While in first the extra weight might be an issue, it is less of an issue in VRC. FRC has a weight limit, and VRC does not.


While 10+ years ago, most top-tier FRC teams were pushing the weight and size limits, that’s completely reversed itself.

Now, the major design trend among the top performing teams in FRC for the past several years has been to aim to be as far below the weight and size limits as possible, to increase their acceleration times and overall mobility.

The only major hit on weight and complexity that FRC teams are taking now is implementing full swerve drives.


This is true but frc has unlimited motors. So the more consistent power of motors for everything is used but in vrc the limit of 8 motors leaves teams restricted in how much power they have so pneumatics will be found on almost every high level robot for mogo lifts, claws, 2 speed transmissions.

Instead of releasing the max psi you can every time you instead use a pressure regulator and only do 50 psi so actuations are consistent.

But vex already required good funding to be the best of the best anyways so the pneumatics aren’t really a pay wall. All it adds is an extra layer of complexity which should make more interesting mechanisms.

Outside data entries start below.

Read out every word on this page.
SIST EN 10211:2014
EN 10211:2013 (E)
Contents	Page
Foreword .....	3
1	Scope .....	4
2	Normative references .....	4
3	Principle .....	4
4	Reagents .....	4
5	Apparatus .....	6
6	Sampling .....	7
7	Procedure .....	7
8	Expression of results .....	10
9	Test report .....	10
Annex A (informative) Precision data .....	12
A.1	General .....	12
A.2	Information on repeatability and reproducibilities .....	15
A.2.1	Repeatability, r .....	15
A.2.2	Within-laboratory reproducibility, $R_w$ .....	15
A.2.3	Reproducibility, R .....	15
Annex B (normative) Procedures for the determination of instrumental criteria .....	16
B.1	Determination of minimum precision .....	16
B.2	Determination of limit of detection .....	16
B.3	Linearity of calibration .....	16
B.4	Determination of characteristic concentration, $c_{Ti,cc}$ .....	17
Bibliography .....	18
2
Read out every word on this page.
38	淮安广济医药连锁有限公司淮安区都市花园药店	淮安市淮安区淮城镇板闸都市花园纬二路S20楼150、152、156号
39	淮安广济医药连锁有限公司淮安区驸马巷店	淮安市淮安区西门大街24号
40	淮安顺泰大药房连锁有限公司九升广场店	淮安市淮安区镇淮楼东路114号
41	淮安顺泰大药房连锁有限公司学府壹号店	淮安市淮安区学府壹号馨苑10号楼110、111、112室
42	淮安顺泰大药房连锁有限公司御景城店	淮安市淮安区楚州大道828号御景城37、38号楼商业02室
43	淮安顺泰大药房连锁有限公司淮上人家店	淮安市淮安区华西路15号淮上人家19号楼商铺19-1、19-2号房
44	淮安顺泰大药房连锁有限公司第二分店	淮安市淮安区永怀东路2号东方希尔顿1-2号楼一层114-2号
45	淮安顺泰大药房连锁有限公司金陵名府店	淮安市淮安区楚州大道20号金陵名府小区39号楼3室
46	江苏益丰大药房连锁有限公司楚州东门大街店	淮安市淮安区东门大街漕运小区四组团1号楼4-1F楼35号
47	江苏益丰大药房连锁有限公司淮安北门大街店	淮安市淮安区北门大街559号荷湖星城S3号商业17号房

FRC has a 16 motor limit because of the pdp


Oh, interesting. Maybe vrc could end up like frc in not using pneumatics but we will see at the end of the season.

1 Like

They don’t have unlimited motors. And in FRC not every motor is equal (even if they physically are). There are several factors:

  • The number of slots on the Power Distribution Panel (16x, if you’re running nothing else through the PDP)
  • The size of the circuit breaker behind the motor (the PDP only has 8x 40A slots and the rest can be as high as 30A). This means that if you used all the same motor, a motor on a 30A breaker has a lower ceiling than a motor on a 40A breaker.
  • The amount of power the battery can output. Motors in FRC have gotten more and more power hungry, while the battery has effectively been the same for nearly 30 years. If you ran 16x motors on an FRC robot at the same time, you will start to hit the limits of what the battery is capable of producing. Also keep in mind that the FRC control system will brownout once Vbat dips under 6VDC.

There’s a lot of technical reasons why teams would want to run pneumatics, but they’re still trending away from it.


This is one of the most silly things I’ve read since vexlover72 was on the forum (may he Rest In Peace)



X drive problems with traction wheel - #6 by 2775Josh

In our teams opinion, we believe as long as you have a dominant MOGO robot, you should be in the clear.
What we have is a wheel base that connects to a passive intake which sucks the rings into a sort of bin. As long as you get the robot on the platform at the end with 3 mobile goals, it would be competitive in a match. Take it with a grain of salt, but we think it will be a very good combo.
These are the current schematics:
6m Drive
pneumatic lift
1 motor conveyor
1 motor tipper.
If anyone has any input I’d love to hear it, especially on our idea of hoarding ring.


I don’t think hoarding rings will be competitive, for a few reasons.

  1. Good luck making it effective. There are 72 rings
  2. RIngs can take up more space than you’d think, making it hard to hold enough to be effective
  3. You’re better off scoring them.

That makes sense, I think I agree with your sentiment.

1 Like

I would agree that ring hoarding doesn’t seem very viable at the moment.

72 rings is a lot and in the time it’d take you to collect all the rings on the field your opponent is likely to have grabbed all that they need. Not to mention that they have a good number of match loads that are safe from your hoarding.